La socialiste Monique Lubin ne cache pas quant à elle être « très en colère ». « Je suis tombée de ma chaise » lance la sénatrice PS de la Gironde, auteure avec l’ex-sénateur LR, René-Paul Savary, d’un rapport sur l’emploi des seniors. « Déjà, l’argumentation… Je ne comprends pas comment on peut être aussi coupé des réalités. Son raisonnement, c’est si on réduit la durée d’indemnisation pour les plus de 55 ans, ils repartiront plus tôt au travail, donc dans son esprit, les plus de 55 ans sont des profiteurs et des faignants. Mais est-ce que Bruno Le Maire sait que lorsqu’on perd son emploi à 55 ans, on a très peu de chance de retrouver un emploi qualitatif en CDI ? » pointe du doigt Monique Lubin.

« Ce sont des gens qui ont du mal à retrouver du travail. […] C’est une insertion très difficile, car ils se retrouvent confrontés à des jeunes parfois plus adaptés au monde du travail et surtout, au niveau du salaire, qui sont moins en demande sur le plan financier », confirme la sénatrice LR Frédérique Puissat.

La durée d’indemnisation a déjà reculé de « 36 à 27 mois » pour les plus de 55 ans

« Est-ce que Bruno Le Maire sait qu’on a reporté l’âge de départ à la retraite ? Quelqu’un lui a dit ? Quand on est au chômage à 55 ans, pour atteindre la retraite à 64 ans, 9 ans de chômage, ça n’existe pas », rage encore la sénatrice PS, qui ajoute qu’« on continue de rechercher les économies toujours du côté des mêmes ».

Monique Lubin rappelle que les critères ont déjà été durcis pour les seniors. « Avant, la durée d’indemnisation était de 36 mois jusque début 2023. Ça a déjà été reculé de 36 à 27 mois », souligne la socialiste, pour qui « c’est évident » qu’une telle réforme placerait les personnes concernées dans la « précarité ». Elle ajoute : « Après, il ne faut pas s’étonner de voir monter partout l’extrême droite. Les gens au chômage, ont des difficultés. Ce n’est pas l’immigration qui leur fait peur, c’est ce genre de propos. Je trouve ça terrible ».

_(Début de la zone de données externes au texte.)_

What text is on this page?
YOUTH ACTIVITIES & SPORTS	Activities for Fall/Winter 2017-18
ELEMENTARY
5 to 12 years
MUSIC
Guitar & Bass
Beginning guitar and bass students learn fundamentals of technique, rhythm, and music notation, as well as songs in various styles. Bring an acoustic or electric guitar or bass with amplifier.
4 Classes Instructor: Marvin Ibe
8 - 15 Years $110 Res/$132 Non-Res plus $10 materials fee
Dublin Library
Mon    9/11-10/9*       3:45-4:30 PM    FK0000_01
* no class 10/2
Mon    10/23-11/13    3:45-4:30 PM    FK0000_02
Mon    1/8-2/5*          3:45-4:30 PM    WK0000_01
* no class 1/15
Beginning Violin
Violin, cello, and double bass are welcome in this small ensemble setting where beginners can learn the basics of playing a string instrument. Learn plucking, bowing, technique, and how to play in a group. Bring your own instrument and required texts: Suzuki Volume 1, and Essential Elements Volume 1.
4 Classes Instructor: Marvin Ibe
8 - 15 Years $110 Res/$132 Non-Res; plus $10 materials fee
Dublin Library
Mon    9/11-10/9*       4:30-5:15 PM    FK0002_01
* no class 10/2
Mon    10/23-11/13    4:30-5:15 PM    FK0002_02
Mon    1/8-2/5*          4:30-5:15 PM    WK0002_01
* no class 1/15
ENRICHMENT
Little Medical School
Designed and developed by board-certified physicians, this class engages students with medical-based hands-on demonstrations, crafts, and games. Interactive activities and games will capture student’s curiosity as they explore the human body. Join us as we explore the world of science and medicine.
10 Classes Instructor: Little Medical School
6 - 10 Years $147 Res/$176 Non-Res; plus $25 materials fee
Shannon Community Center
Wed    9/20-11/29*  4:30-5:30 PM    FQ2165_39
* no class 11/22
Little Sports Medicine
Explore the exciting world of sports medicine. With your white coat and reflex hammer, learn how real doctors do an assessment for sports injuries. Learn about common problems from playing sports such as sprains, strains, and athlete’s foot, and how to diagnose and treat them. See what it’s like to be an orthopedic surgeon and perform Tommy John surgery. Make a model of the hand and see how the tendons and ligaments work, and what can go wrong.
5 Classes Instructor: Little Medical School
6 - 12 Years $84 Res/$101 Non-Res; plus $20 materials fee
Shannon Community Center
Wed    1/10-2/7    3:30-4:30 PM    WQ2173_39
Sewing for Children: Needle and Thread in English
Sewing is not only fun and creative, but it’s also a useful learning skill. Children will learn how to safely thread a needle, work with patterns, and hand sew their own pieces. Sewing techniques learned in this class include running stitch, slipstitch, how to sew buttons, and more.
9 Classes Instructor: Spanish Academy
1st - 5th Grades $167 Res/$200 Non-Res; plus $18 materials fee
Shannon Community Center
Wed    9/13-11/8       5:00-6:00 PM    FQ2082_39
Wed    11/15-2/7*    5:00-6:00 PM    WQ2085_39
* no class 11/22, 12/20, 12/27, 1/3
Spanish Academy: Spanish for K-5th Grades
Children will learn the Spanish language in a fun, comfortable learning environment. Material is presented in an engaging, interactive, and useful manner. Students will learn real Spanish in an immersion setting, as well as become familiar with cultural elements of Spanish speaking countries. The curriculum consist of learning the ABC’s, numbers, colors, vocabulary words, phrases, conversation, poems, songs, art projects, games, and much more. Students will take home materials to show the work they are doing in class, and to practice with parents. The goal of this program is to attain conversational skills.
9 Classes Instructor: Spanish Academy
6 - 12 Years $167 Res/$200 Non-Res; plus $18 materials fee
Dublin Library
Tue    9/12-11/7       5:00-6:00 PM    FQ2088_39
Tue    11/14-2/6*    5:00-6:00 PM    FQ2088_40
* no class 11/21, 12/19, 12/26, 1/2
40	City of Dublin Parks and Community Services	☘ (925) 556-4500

« Il y a pibale sous gravier, comme on dit chez moi »

La sénatrice PS regrette « un encadrement pervers du dialogue social, car jusqu’à preuve du contraire, l’Unedic est gérée par les partenaires sociaux. Et on leur dit ce qu’ils doivent faire… » Au final, Monique Lubin ne croit pas au simple ballon d’essai et craint que l’idée de Bruno Le Maire soit celle du gouvernement. « Il y a pibale sous gravier, comme on dit chez moi », lance Monique Lubin, autrement dit « anguille sous roche ».

La question de l’emploi des seniors fait l’objet d’un autre cycle de négociations entre partenaires sociaux, qui se sont engagés à trouver 440 millions d’euros d’économies lors des négociations futures. Tout juste amorcé le 21 novembre, ce cycle de discussions devrait durer jusqu’en mars 2024. Mais si les conclusions ne lui conviennent pas, l’exécutif peut imposer les siennes. Il a déjà démontré qu’il en était capable.